The findings are based on a national telephone survey that covered over 900 US based employees. Some might criticize the methodology used, that of asking employees about their level of interruptions, versus measuring that level directly. Others might find other flaws in the study. I, on the other hand, am not surprised, and think that these findings are important and interesting. I always felt that Information Overload is not a result of using this or that technology, but rather that it is a result of how we manage our information use.
I am not surprised to see that employees who are using IM do not necessarily increase their communicative overload. If a tool like IM is used strategically, it can actually be used to resolve small issues in a very time efficient manner; It is also considered much more polite to send a one-line IM, in comparison to sending a one-liner email that might seem abrupt and possibly impolite; IM usually comes from a “white list” of names, so spam is much less of an issue; Various IM tools offer the ability to perform additional tasks such as send files, switch to VoIP, manage your online availability, etc.
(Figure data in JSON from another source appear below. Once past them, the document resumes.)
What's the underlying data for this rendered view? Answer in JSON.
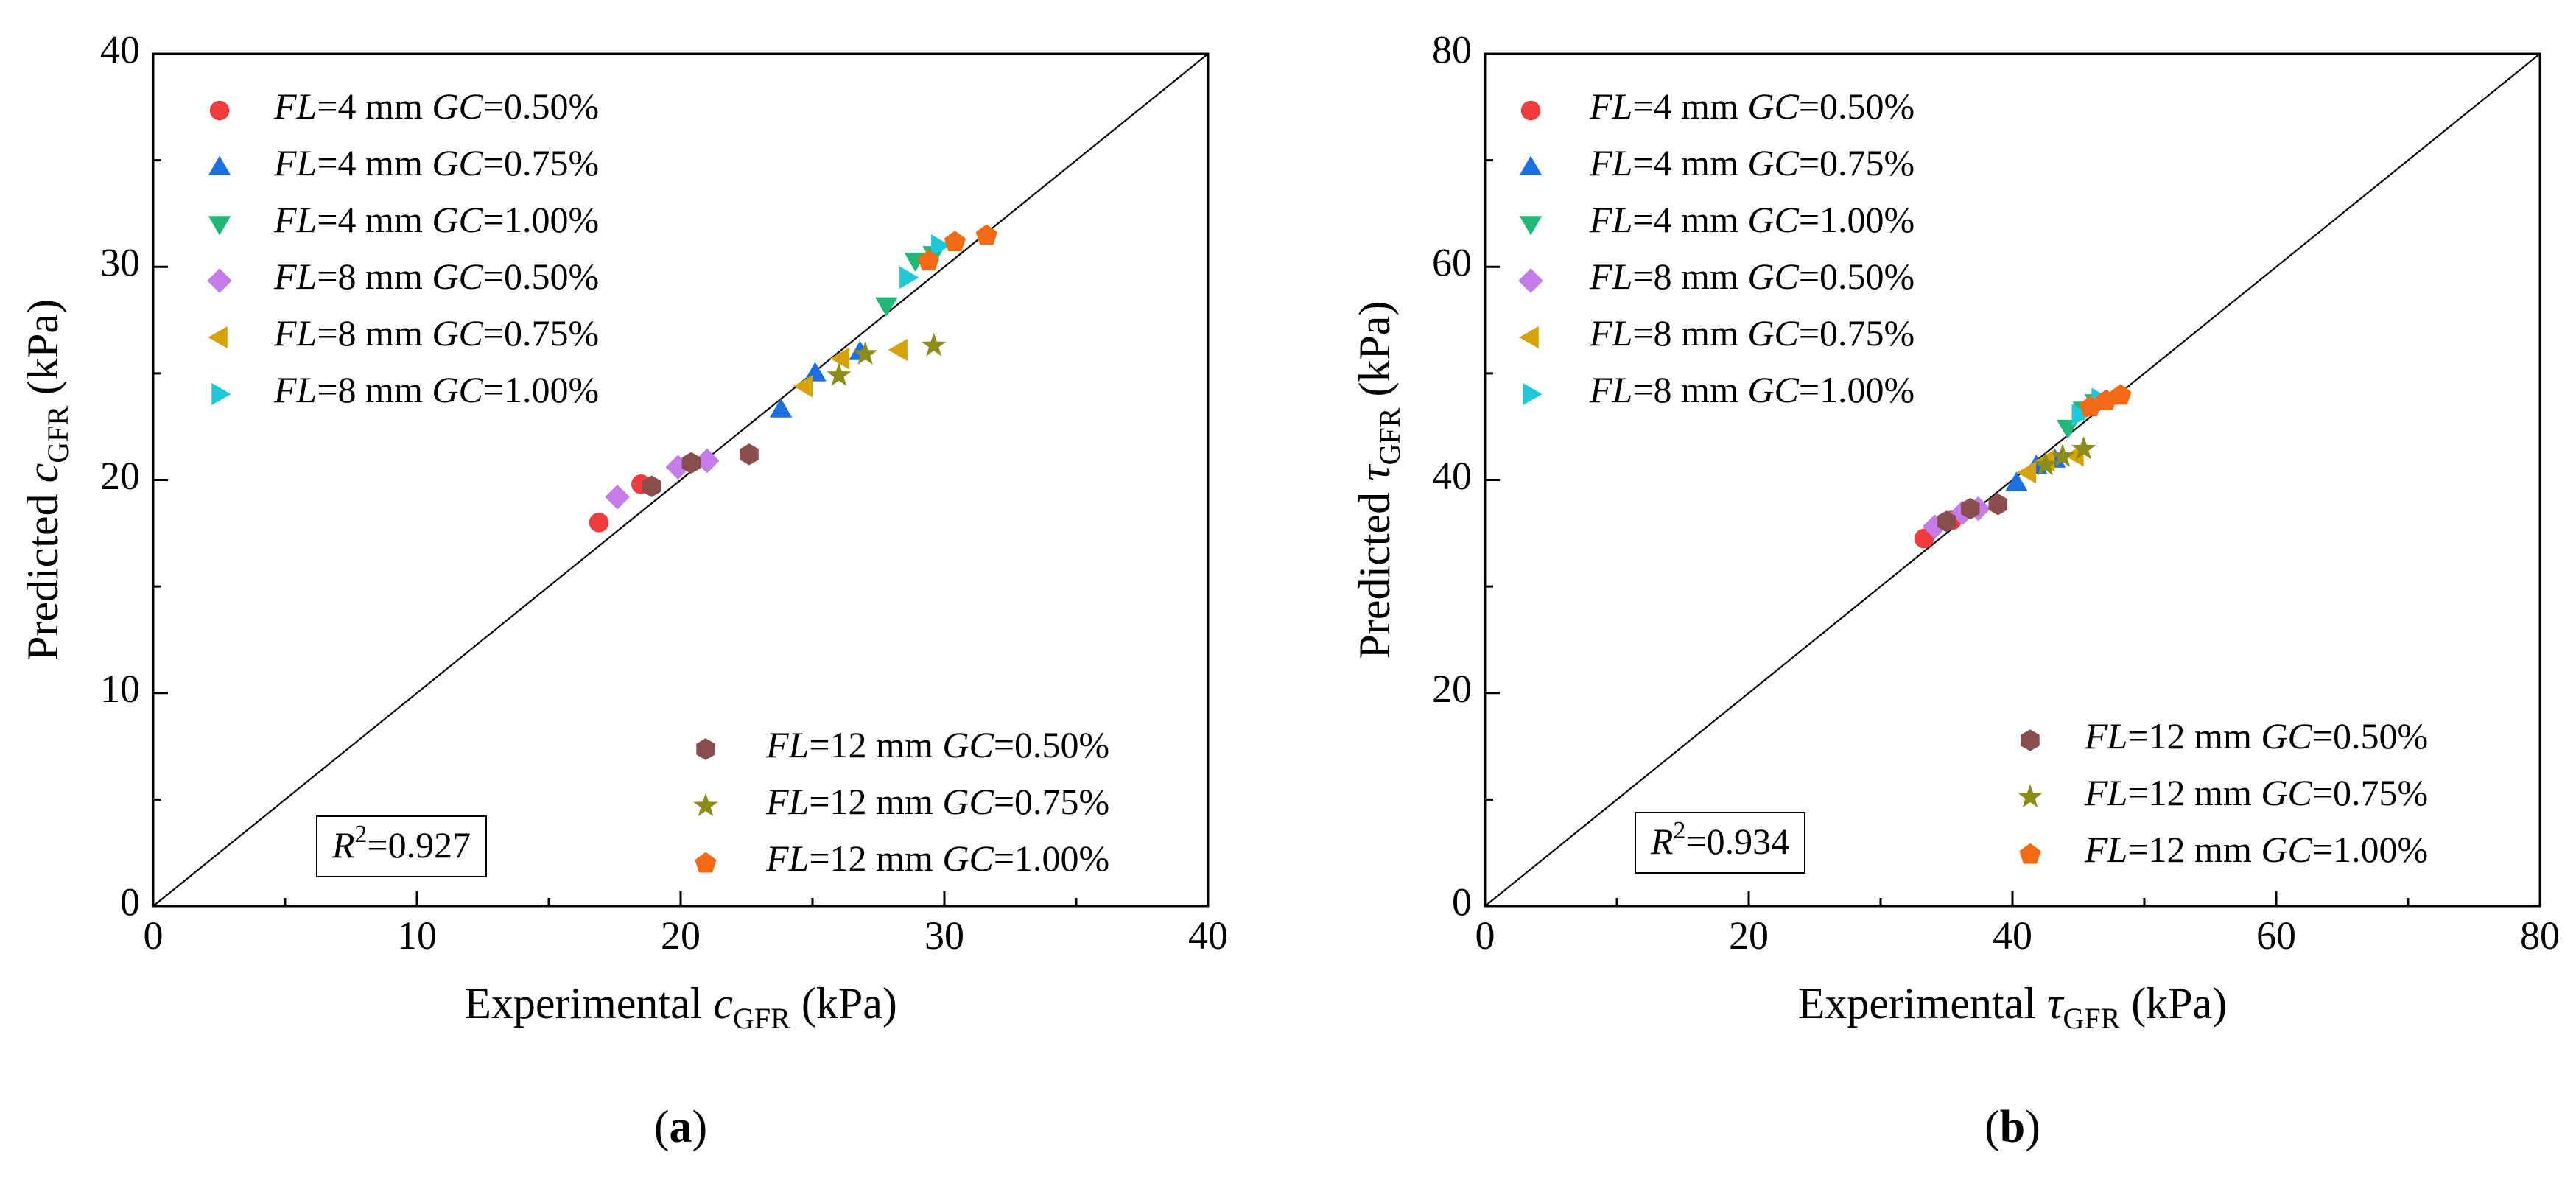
{
  "figure": {
    "panels": [
      "(a)",
      "(b)"
    ],
    "panel_letters": [
      "a",
      "b"
    ]
  },
  "chart_data": [
    {
      "type": "scatter",
      "id": "a",
      "panel_label": "(a)",
      "xlabel": "Experimental c_GFR (kPa)",
      "ylabel": "Predicted c_GFR (kPa)",
      "xlabel_parts": {
        "prefix": "Experimental ",
        "var": "c",
        "sub": "GFR",
        "unit": " (kPa)"
      },
      "ylabel_parts": {
        "prefix": "Predicted ",
        "var": "c",
        "sub": "GFR",
        "unit": " (kPa)"
      },
      "xlim": [
        0,
        40
      ],
      "ylim": [
        0,
        40
      ],
      "xticks": [
        0,
        10,
        20,
        30,
        40
      ],
      "yticks": [
        0,
        10,
        20,
        30,
        40
      ],
      "xtick_labels": [
        "0",
        "10",
        "20",
        "30",
        "40"
      ],
      "ytick_labels": [
        "0",
        "10",
        "20",
        "30",
        "40"
      ],
      "reference_line": "y=x",
      "annotation": {
        "text": "R2=0.927",
        "base": "R",
        "sup": "2",
        "value": "=0.927"
      },
      "series": [
        {
          "name": "FL=4 mm GC=0.50%",
          "fl": "4",
          "gc": "0.50%",
          "marker": "circle",
          "color": "#f03c3c",
          "legend_group": "top",
          "points": [
            [
              16.9,
              18.0
            ],
            [
              18.5,
              19.8
            ]
          ]
        },
        {
          "name": "FL=4 mm GC=0.75%",
          "fl": "4",
          "gc": "0.75%",
          "marker": "triangle-up",
          "color": "#1b6fe0",
          "legend_group": "top",
          "points": [
            [
              23.8,
              23.3
            ],
            [
              25.1,
              25.0
            ],
            [
              26.8,
              26.0
            ]
          ]
        },
        {
          "name": "FL=4 mm GC=1.00%",
          "fl": "4",
          "gc": "1.00%",
          "marker": "triangle-down",
          "color": "#1fb875",
          "legend_group": "top",
          "points": [
            [
              27.8,
              28.2
            ],
            [
              28.9,
              30.3
            ],
            [
              29.6,
              30.6
            ]
          ]
        },
        {
          "name": "FL=8 mm GC=0.50%",
          "fl": "8",
          "gc": "0.50%",
          "marker": "diamond",
          "color": "#c37ce8",
          "legend_group": "top",
          "points": [
            [
              17.6,
              19.2
            ],
            [
              19.9,
              20.6
            ],
            [
              21.0,
              20.9
            ]
          ]
        },
        {
          "name": "FL=8 mm GC=0.75%",
          "fl": "8",
          "gc": "0.75%",
          "marker": "triangle-left",
          "color": "#d6a20c",
          "legend_group": "top",
          "points": [
            [
              24.7,
              24.4
            ],
            [
              26.1,
              25.7
            ],
            [
              28.3,
              26.1
            ]
          ]
        },
        {
          "name": "FL=8 mm GC=1.00%",
          "fl": "8",
          "gc": "1.00%",
          "marker": "triangle-right",
          "color": "#1ec8d8",
          "legend_group": "top",
          "points": [
            [
              28.6,
              29.5
            ],
            [
              29.8,
              31.0
            ]
          ]
        },
        {
          "name": "FL=12 mm GC=0.50%",
          "fl": "12",
          "gc": "0.50%",
          "marker": "hexagon",
          "color": "#8a4d4d",
          "legend_group": "bottom",
          "points": [
            [
              18.9,
              19.7
            ],
            [
              20.4,
              20.8
            ],
            [
              22.6,
              21.2
            ]
          ]
        },
        {
          "name": "FL=12 mm GC=0.75%",
          "fl": "12",
          "gc": "0.75%",
          "marker": "star",
          "color": "#8c8c1a",
          "legend_group": "bottom",
          "points": [
            [
              26.0,
              24.9
            ],
            [
              27.0,
              25.9
            ],
            [
              29.6,
              26.3
            ]
          ]
        },
        {
          "name": "FL=12 mm GC=1.00%",
          "fl": "12",
          "gc": "1.00%",
          "marker": "pentagon",
          "color": "#f56a14",
          "legend_group": "bottom",
          "points": [
            [
              29.4,
              30.3
            ],
            [
              30.4,
              31.2
            ],
            [
              31.6,
              31.5
            ]
          ]
        }
      ]
    },
    {
      "type": "scatter",
      "id": "b",
      "panel_label": "(b)",
      "xlabel": "Experimental τ_GFR (kPa)",
      "ylabel": "Predicted τ_GFR (kPa)",
      "xlabel_parts": {
        "prefix": "Experimental ",
        "var": "τ",
        "sub": "GFR",
        "unit": " (kPa)"
      },
      "ylabel_parts": {
        "prefix": "Predicted ",
        "var": "τ",
        "sub": "GFR",
        "unit": " (kPa)"
      },
      "xlim": [
        0,
        80
      ],
      "ylim": [
        0,
        80
      ],
      "xticks": [
        0,
        20,
        40,
        60,
        80
      ],
      "yticks": [
        0,
        20,
        40,
        60,
        80
      ],
      "xtick_labels": [
        "0",
        "20",
        "40",
        "60",
        "80"
      ],
      "ytick_labels": [
        "0",
        "20",
        "40",
        "60",
        "80"
      ],
      "reference_line": "y=x",
      "annotation": {
        "text": "R2=0.934",
        "base": "R",
        "sup": "2",
        "value": "=0.934"
      },
      "series": [
        {
          "name": "FL=4 mm GC=0.50%",
          "fl": "4",
          "gc": "0.50%",
          "marker": "circle",
          "color": "#f03c3c",
          "legend_group": "top",
          "points": [
            [
              33.3,
              34.5
            ],
            [
              35.4,
              36.2
            ]
          ]
        },
        {
          "name": "FL=4 mm GC=0.75%",
          "fl": "4",
          "gc": "0.75%",
          "marker": "triangle-up",
          "color": "#1b6fe0",
          "legend_group": "top",
          "points": [
            [
              40.3,
              39.7
            ],
            [
              41.8,
              41.3
            ],
            [
              43.2,
              41.9
            ]
          ]
        },
        {
          "name": "FL=4 mm GC=1.00%",
          "fl": "4",
          "gc": "1.00%",
          "marker": "triangle-down",
          "color": "#1fb875",
          "legend_group": "top",
          "points": [
            [
              44.2,
              44.9
            ],
            [
              45.4,
              46.6
            ],
            [
              46.3,
              47.3
            ]
          ]
        },
        {
          "name": "FL=8 mm GC=0.50%",
          "fl": "8",
          "gc": "0.50%",
          "marker": "diamond",
          "color": "#c37ce8",
          "legend_group": "top",
          "points": [
            [
              34.1,
              35.6
            ],
            [
              36.2,
              36.9
            ],
            [
              37.4,
              37.3
            ]
          ]
        },
        {
          "name": "FL=8 mm GC=0.75%",
          "fl": "8",
          "gc": "0.75%",
          "marker": "triangle-left",
          "color": "#d6a20c",
          "legend_group": "top",
          "points": [
            [
              41.2,
              40.7
            ],
            [
              42.6,
              41.8
            ],
            [
              44.8,
              42.3
            ]
          ]
        },
        {
          "name": "FL=8 mm GC=1.00%",
          "fl": "8",
          "gc": "1.00%",
          "marker": "triangle-right",
          "color": "#1ec8d8",
          "legend_group": "top",
          "points": [
            [
              45.1,
              46.1
            ],
            [
              46.6,
              47.6
            ]
          ]
        },
        {
          "name": "FL=12 mm GC=0.50%",
          "fl": "12",
          "gc": "0.50%",
          "marker": "hexagon",
          "color": "#8a4d4d",
          "legend_group": "bottom",
          "points": [
            [
              35.0,
              36.1
            ],
            [
              36.8,
              37.3
            ],
            [
              38.9,
              37.7
            ]
          ]
        },
        {
          "name": "FL=12 mm GC=0.75%",
          "fl": "12",
          "gc": "0.75%",
          "marker": "star",
          "color": "#8c8c1a",
          "legend_group": "bottom",
          "points": [
            [
              42.5,
              41.4
            ],
            [
              43.8,
              42.2
            ],
            [
              45.4,
              42.9
            ]
          ]
        },
        {
          "name": "FL=12 mm GC=1.00%",
          "fl": "12",
          "gc": "1.00%",
          "marker": "pentagon",
          "color": "#f56a14",
          "legend_group": "bottom",
          "points": [
            [
              45.9,
              46.9
            ],
            [
              47.1,
              47.5
            ],
            [
              48.2,
              48.0
            ]
          ]
        }
      ]
    }
  ]
}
Is IM the solution to Information Overload? Of course not. The main message I take from this study is that no technology is deterministically good or bad in regards to Information Overload. It is about how you use the technology, and how it fits in with your organization’s culture. And, yes, sometimes the same technology that overloads one user and drives him or her mad might be another user’s tool to reduce overload. The former will probably become a non-user, and the latter will adopt the technology enthusiastically. And what will happen when these two want to communicate with each other? That is already a topic for another blog posting.